The new budget will require an equalized tax rate of $11.80 per $1,000 of property value, a drop of four cents per $1,000 from last year.
The district’s state aid increased slightly, from $2,653,370 in 2013-14 to $2,708,596 in 2014-15.
Similarly, after two years of declines, the district’s equalized property valuation — a key figure used in calculating state aid — rose by 1%, to $559 million.
With spending held largely in check, officials noted the biggest difference in the budget is the refinancing of $3.6 million in debt still owed on the construction of the middle school.
That debt service will increase from $705,000 to $872,000 in the 2014-15 budget, but will eliminate high back-end payments that were coming due at the end of the old payment schedule.
Payments were slated to rise to $937,000 by 2019, but will remain steady with the new payback plan.
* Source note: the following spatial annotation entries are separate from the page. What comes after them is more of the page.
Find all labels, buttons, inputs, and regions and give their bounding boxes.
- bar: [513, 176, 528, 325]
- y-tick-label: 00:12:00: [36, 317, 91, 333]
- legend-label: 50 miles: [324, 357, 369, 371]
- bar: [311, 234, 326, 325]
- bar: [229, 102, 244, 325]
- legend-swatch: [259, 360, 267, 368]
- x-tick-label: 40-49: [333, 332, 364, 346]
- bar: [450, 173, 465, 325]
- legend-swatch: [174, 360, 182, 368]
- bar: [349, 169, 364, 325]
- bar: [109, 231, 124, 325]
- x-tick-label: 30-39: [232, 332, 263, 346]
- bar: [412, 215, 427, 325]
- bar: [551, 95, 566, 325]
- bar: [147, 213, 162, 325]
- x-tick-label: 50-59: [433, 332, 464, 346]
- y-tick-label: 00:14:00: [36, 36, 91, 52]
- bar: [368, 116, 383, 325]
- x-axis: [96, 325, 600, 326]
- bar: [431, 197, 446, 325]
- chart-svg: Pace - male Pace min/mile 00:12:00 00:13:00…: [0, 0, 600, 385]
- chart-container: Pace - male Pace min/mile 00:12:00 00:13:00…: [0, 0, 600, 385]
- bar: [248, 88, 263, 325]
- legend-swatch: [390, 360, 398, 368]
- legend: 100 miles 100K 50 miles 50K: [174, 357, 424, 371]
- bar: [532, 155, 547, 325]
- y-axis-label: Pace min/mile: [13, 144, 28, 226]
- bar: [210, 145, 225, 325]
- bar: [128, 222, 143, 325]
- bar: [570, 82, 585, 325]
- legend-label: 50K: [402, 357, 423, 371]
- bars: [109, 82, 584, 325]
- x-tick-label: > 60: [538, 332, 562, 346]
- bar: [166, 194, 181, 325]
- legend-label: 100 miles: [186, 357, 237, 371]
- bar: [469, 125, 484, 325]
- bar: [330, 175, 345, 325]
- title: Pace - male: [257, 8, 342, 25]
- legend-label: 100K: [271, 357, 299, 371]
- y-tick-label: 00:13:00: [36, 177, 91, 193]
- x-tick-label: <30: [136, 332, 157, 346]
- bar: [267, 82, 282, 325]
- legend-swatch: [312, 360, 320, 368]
The refinancing through First Citizens Bank of Whitewater is at an interest rate of 2.5%, and it will save the district more than $100,000 over the next five years.
No citizens attended the budget hearing, but Supt. Blake Peuse refused to read too much into their absence.
“I would not want to speculate on why people did not show up for the meeting,” Peuse said following the hearing.
“I would love to think that it is because we are doing such an outstanding job with the budget that there would be no need. We do, however, appreciate feedback from people, so in that way we miss the public comment.”
The only criticism of the budget came from board member Kendall Thistle, who took exception to the inclusion of $30,000 in an account earmarked for the law firm of Godfrey & Kahn.
The firm handled the lawsuit filed by the school district against Thistle and his wife over a berm erected on the family’s property adjacent to school land.
“I am curious why this money is in the budget for a lawsuit that was dismissed at (the district’s) request?” Thistle asked.
Peuse said some final issues still need to be resolved in the matter, which ended up costing the district more than $167,000.
“Not to budget for this would have been imprudent,” the superintendent said.
The Thistles reportedly spent $80,000 defending themselves in the suit.